Weddell Sea Expedition 2019
- Date: 3 January – 20 February 2019
- Duration: 49 days
- Location: Weddell Sea, Antarctica;
- Type: Expedition
- Participants: John Shears (Co-leader of expedition); Julian Dowdeswell (Chief Scientist);
- Website: weddellseaexpedition.org

= Weddell Sea Expedition 2019 =

The Weddell Sea Expedition 2019 was a 49-day expedition to the Weddell Sea, in Antarctica, that sought to study the glaciology and biology at and near the Larsen C ice shelf. It was the first expedition to investigate the area that Iceberg A-68 broke away from in July 2017.

In addition to the scientific objectives, the expedition was active in the region where Ernest Shackleton's ship, the Endurance, sank in 1915. Expedition Chief Scientist, Professor Julian Dowdeswell commented, "if we are that close to one of the most iconic vessels in polar exploration, we have got to go and look for it." Although the team deployed an autonomous underwater vehicle (AUV) to search for the wreck, it lost communication with the device beneath the ice and was forced to abandon the search.
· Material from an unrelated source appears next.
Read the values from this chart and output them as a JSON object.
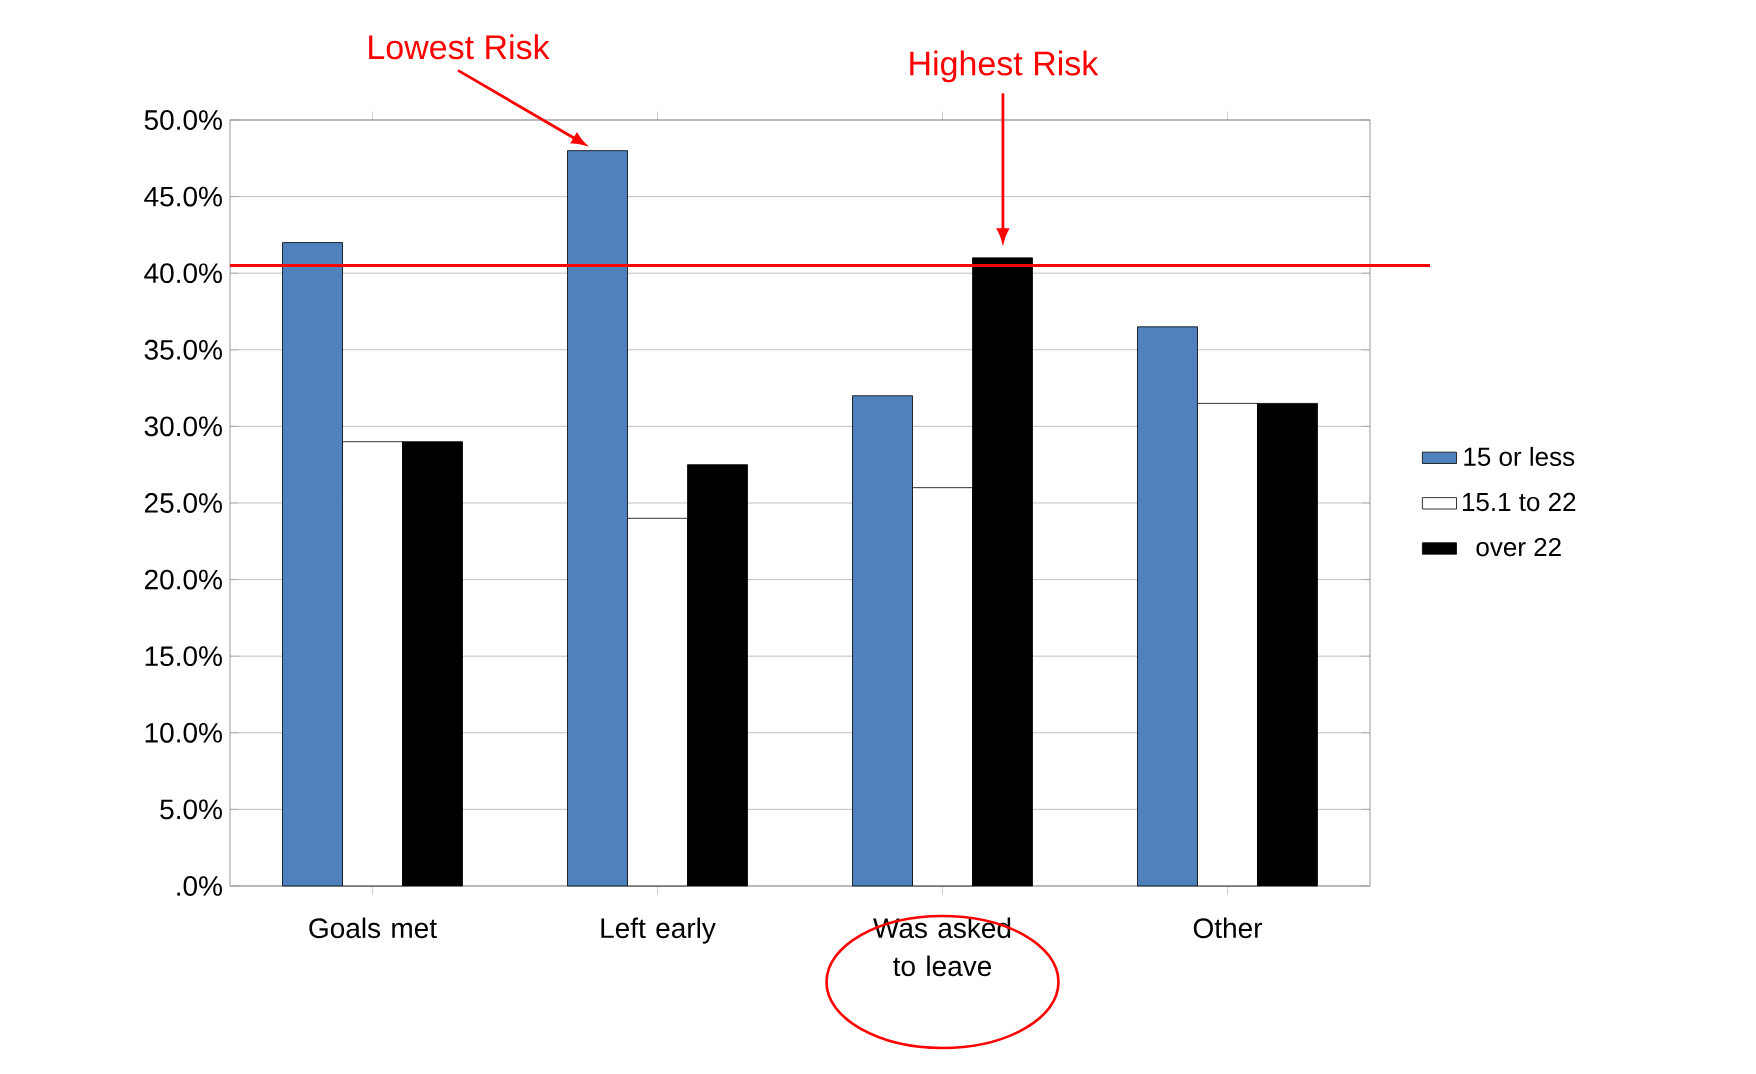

The wreck of the Endurance remained undiscovered until 2022, when a follow-up expedition, Endurance22, successfully located it in remarkably preserved condition at a depth of over 3,000 meters.

Subsequent analysis has shown that sea-ice conditions in 2019 were unusually thick and mobile, complicating under-ice operations, while favorable ice conditions in 2022 were a key factor in the wreck's discovery. The 2019 expedition nonetheless laid important groundwork for the success of Endurance22, and contributed to growing scientific understanding of rapid changes in the Weddell Sea region, including declining Antarctic Bottom Water formation and shifting sea-ice dynamics.